Exposé au club des maîtres d’ouvrage des systèmes d’information

 Lorsque l’on parle des " utilisateurs " du système d’information, il faut distinguer deux catégories de personnes :

- les utilisateurs " de terrain ", ceux qui en pratique feront fonctionner le système et s’en serviront pour leur travail quotidien ;

- les " concepteurs ", généralement affectés à la direction générale et chargés de concevoir les nouvelles applications en fonction des orientations stratégiques des métiers de l’entreprise.

Les concepteurs ne sont pas des utilisateurs finals, mais ils sont chargés de transcrire les besoins de l’entreprise en termes de fonctionnalités à fournir par l’application.

Les relations entre maîtrise d’ouvrage et utilisateurs comportent des étapes que l'on peut énumérer dans l’ordre chronologique :

  • l’expression des besoins,
  • la recette fonctionnelle, qui permet aux utilisateurs de vérifier si l’application correspond bien à leur demande,
  • la formation des utilisateurs " de terrain ",
  • le déploiement,
  • la conduite du changement,
  • l’aide aux utilisateurs,
  • l’exploitation technique de proximité.

Nous considérerons dans cette fiche uniquement la première de ces étapes, l’expression de besoins.

Étapes de l’expression des besoins

L’expression de besoins se fait en plusieurs étapes :

- une première expression, dite " informelle " (mais qui doit néanmoins être rigoureuse) permet de comprendre de quoi il s’agit . Exprimée en langage courant, elle est compréhensible à la lecture par tout le monde y compris les dirigeants. Ils doivent la valider de telle sorte que l’on soit sûr qu’elle correspond aux priorités et à la stratégie de l’entreprise. Sans cette validation, on courrait le risque d’un désaveu après des mois de travail dans une direction erronée.
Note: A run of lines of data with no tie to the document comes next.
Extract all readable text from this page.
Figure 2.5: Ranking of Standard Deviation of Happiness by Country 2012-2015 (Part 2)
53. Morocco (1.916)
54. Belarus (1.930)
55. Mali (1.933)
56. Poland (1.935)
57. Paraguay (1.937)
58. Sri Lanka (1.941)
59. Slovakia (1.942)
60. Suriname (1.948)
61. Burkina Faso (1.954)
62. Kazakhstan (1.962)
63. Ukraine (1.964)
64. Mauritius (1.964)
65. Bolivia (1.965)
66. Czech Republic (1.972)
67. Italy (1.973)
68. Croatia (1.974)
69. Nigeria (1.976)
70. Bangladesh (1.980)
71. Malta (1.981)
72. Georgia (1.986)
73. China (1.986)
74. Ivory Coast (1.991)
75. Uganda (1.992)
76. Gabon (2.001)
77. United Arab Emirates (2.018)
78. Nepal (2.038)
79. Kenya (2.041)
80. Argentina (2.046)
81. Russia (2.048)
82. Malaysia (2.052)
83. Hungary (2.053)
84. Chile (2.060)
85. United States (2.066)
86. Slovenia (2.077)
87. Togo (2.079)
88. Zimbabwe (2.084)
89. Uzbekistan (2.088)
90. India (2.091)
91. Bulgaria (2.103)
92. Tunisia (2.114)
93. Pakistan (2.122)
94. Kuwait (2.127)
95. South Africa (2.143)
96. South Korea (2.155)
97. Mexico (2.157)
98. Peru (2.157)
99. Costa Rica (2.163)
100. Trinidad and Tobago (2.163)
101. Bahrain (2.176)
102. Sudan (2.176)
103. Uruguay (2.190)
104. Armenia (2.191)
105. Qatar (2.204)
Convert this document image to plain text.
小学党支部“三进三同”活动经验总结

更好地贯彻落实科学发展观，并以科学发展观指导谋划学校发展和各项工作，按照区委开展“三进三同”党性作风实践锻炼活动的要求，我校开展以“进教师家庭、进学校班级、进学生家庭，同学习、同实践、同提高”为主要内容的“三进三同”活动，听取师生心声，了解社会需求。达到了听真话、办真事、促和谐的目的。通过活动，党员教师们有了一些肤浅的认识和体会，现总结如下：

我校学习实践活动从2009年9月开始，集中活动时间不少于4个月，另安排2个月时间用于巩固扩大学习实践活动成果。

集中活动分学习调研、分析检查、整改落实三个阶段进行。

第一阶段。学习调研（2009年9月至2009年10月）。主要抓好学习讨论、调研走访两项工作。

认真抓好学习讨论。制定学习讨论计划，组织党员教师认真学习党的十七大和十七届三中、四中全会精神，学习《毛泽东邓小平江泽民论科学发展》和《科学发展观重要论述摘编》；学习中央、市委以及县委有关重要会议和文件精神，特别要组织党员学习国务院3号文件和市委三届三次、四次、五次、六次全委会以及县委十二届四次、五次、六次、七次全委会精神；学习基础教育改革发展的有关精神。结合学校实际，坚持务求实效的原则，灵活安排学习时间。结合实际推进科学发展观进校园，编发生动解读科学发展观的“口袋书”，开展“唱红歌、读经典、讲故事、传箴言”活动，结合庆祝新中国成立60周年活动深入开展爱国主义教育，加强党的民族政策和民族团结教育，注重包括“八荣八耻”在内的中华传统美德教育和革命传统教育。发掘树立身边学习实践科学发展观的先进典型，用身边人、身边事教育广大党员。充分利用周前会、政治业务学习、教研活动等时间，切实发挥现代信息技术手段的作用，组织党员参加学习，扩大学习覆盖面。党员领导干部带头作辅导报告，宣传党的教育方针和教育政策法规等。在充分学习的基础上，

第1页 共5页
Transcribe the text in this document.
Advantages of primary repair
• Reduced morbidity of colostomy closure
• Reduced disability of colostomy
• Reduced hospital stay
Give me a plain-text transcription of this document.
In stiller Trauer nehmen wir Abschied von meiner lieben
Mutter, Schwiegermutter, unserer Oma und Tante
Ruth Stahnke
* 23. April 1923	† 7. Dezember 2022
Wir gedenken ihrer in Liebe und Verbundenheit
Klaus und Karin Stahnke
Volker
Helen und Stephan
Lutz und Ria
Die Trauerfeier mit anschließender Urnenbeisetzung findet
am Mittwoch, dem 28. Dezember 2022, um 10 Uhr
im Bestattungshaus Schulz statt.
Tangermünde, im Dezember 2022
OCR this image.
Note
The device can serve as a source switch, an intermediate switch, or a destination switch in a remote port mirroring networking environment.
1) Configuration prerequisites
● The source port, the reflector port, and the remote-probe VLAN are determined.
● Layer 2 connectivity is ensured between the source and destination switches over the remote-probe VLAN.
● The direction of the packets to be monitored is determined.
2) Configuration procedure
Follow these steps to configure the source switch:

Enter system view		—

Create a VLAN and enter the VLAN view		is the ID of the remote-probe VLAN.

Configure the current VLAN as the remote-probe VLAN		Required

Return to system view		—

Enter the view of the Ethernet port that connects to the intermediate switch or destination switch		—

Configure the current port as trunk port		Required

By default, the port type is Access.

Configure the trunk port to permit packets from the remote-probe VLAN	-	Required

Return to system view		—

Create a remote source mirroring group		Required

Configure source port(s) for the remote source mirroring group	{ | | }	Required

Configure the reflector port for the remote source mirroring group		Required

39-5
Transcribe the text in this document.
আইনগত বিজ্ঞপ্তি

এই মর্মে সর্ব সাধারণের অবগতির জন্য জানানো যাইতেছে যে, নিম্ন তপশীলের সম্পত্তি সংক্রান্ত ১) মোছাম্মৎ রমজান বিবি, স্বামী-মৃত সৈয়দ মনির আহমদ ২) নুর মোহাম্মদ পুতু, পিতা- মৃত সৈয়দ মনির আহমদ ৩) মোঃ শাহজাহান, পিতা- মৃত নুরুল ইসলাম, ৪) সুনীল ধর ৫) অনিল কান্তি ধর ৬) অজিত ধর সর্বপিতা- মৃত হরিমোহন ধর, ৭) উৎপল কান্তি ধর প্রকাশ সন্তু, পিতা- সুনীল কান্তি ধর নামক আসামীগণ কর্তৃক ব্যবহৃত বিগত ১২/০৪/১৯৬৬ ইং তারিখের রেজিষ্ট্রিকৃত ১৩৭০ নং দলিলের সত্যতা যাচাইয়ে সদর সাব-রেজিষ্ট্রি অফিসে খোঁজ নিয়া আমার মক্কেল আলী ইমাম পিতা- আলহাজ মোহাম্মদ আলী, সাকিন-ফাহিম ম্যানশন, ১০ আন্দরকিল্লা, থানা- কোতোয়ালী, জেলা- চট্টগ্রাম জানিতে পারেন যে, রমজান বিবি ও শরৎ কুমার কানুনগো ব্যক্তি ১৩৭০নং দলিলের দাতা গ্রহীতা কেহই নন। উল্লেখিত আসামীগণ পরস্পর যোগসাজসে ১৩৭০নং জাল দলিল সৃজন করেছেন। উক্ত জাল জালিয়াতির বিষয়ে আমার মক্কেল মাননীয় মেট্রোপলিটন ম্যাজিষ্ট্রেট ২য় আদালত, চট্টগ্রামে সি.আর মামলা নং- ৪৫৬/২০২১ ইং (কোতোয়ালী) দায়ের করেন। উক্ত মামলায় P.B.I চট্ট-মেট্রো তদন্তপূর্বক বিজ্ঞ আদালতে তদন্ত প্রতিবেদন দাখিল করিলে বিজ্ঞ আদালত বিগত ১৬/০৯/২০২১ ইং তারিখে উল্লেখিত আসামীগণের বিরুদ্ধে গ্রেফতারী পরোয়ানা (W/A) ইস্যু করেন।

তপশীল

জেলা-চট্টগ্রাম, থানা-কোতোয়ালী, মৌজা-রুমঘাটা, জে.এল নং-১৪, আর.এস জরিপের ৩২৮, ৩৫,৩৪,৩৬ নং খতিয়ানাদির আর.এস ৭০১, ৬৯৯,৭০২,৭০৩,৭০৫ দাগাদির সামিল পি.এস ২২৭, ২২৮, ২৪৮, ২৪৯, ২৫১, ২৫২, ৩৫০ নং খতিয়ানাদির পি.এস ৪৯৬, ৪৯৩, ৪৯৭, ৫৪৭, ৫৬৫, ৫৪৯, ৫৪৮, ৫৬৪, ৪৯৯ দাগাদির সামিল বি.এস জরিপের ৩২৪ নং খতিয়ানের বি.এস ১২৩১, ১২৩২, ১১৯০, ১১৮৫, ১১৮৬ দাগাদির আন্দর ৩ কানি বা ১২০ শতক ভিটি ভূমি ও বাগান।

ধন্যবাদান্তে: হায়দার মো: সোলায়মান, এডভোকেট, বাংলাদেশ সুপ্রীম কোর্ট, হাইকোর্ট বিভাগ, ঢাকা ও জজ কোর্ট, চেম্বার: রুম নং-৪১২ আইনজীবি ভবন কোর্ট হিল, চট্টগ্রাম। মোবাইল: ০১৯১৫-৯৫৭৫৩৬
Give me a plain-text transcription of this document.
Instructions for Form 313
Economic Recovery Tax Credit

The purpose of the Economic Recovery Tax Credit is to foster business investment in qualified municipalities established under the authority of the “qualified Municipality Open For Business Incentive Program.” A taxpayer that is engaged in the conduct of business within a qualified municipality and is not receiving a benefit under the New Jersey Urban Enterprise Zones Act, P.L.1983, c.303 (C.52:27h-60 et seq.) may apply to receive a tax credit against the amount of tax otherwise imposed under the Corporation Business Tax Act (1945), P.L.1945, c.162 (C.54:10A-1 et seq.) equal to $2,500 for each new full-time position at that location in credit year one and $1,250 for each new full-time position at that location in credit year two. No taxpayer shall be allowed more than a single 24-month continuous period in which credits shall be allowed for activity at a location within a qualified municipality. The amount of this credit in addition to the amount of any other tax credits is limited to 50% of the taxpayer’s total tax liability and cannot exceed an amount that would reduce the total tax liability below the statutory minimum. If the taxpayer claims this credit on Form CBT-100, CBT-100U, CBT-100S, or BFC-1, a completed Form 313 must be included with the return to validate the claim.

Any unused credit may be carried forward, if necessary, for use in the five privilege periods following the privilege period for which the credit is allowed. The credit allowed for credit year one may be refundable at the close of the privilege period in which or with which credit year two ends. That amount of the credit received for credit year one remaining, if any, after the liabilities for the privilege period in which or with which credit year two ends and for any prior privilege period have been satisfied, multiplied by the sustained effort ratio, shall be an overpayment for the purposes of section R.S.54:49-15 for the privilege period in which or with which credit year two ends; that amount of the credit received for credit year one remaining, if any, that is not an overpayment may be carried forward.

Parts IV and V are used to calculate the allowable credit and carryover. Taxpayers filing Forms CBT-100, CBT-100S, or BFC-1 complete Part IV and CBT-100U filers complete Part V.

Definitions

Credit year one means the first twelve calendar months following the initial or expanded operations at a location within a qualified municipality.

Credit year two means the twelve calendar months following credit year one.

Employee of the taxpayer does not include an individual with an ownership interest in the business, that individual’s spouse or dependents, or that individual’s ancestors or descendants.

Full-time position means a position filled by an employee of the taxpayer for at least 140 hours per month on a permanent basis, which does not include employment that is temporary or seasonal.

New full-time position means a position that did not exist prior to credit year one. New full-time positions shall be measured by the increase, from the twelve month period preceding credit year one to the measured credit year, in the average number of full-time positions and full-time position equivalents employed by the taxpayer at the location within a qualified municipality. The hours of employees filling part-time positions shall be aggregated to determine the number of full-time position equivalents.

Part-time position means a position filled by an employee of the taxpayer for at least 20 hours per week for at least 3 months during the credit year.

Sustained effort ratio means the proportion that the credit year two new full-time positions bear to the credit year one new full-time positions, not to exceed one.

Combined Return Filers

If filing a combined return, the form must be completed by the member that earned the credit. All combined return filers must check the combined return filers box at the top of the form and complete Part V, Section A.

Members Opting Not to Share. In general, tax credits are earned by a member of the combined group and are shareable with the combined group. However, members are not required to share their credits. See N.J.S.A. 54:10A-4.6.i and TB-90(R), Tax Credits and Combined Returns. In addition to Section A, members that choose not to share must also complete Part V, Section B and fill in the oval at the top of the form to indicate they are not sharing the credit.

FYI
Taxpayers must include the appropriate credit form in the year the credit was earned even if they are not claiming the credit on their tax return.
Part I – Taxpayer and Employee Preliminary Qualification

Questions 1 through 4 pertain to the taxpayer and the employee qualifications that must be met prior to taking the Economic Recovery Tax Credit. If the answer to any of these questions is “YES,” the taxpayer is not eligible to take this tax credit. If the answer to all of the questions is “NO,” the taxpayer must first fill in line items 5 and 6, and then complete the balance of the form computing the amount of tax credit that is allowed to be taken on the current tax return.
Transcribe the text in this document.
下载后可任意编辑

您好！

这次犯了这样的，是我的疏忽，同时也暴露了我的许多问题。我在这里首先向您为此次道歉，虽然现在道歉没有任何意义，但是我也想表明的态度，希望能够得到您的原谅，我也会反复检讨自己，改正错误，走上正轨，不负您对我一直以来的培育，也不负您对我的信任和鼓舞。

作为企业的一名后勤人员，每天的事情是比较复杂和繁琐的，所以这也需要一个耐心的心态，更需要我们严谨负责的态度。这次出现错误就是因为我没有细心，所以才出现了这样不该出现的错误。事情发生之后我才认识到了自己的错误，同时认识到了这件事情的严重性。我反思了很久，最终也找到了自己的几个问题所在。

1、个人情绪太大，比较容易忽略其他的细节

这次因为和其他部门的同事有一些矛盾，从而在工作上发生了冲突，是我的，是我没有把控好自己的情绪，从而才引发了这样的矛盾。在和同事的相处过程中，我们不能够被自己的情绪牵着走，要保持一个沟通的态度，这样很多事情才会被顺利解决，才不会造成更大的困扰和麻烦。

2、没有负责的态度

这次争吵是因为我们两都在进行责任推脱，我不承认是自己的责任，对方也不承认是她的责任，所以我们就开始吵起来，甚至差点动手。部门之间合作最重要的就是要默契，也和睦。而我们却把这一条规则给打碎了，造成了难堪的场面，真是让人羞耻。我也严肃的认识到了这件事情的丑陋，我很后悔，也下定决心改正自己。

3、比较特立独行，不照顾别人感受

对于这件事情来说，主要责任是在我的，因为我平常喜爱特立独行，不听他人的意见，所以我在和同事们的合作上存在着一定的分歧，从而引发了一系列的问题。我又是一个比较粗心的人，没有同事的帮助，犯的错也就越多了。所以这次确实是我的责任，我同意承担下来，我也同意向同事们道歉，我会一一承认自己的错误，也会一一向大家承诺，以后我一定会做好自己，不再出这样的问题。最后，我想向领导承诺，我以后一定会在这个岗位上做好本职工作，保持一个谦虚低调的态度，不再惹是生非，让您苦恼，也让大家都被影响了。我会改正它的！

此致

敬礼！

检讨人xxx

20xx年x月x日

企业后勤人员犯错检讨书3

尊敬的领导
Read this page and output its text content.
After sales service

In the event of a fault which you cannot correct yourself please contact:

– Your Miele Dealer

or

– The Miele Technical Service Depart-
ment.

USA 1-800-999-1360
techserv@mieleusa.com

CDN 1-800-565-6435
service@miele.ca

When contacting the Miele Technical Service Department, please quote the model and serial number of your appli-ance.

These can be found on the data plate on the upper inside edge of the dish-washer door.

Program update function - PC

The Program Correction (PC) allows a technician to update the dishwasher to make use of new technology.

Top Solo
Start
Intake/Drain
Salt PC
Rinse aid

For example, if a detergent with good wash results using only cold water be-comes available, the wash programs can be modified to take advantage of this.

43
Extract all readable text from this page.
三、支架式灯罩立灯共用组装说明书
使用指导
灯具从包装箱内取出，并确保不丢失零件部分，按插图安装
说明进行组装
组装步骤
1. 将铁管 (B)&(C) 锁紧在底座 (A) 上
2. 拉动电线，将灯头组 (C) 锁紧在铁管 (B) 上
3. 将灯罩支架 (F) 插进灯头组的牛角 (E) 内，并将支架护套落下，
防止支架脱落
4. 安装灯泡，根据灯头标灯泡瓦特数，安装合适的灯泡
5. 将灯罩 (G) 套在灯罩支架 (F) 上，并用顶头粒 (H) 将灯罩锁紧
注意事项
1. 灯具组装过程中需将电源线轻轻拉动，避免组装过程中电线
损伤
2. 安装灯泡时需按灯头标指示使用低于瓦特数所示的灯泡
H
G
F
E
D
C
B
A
- on établit ensuite une expression dite " formalisée " en utilisant un langage que nous allons décrire ci-dessous. La formalisation peut faire apparaître certaines lacunes de l’expression informelle : il faut itérer jusqu’à ce que l’on dispose d’une expression informelle et d’une expression formelle cohérentes.

- jusqu’ici le travail a été fait par la maîtrise d’ouvrage, responsable de l’expression des besoins. Une fois établie, l’expression de besoins est communiquée à la maîtrise d’œuvre ; il faut alors s’assurer que celle-ci la comprend bien. Un échange de questions et réponses conduit à l’expression des besoins définitive, dûment comprise et validée par la maîtrise d’œuvre.

Nous allons reprendre l’une après l’autre ces diverses étapes.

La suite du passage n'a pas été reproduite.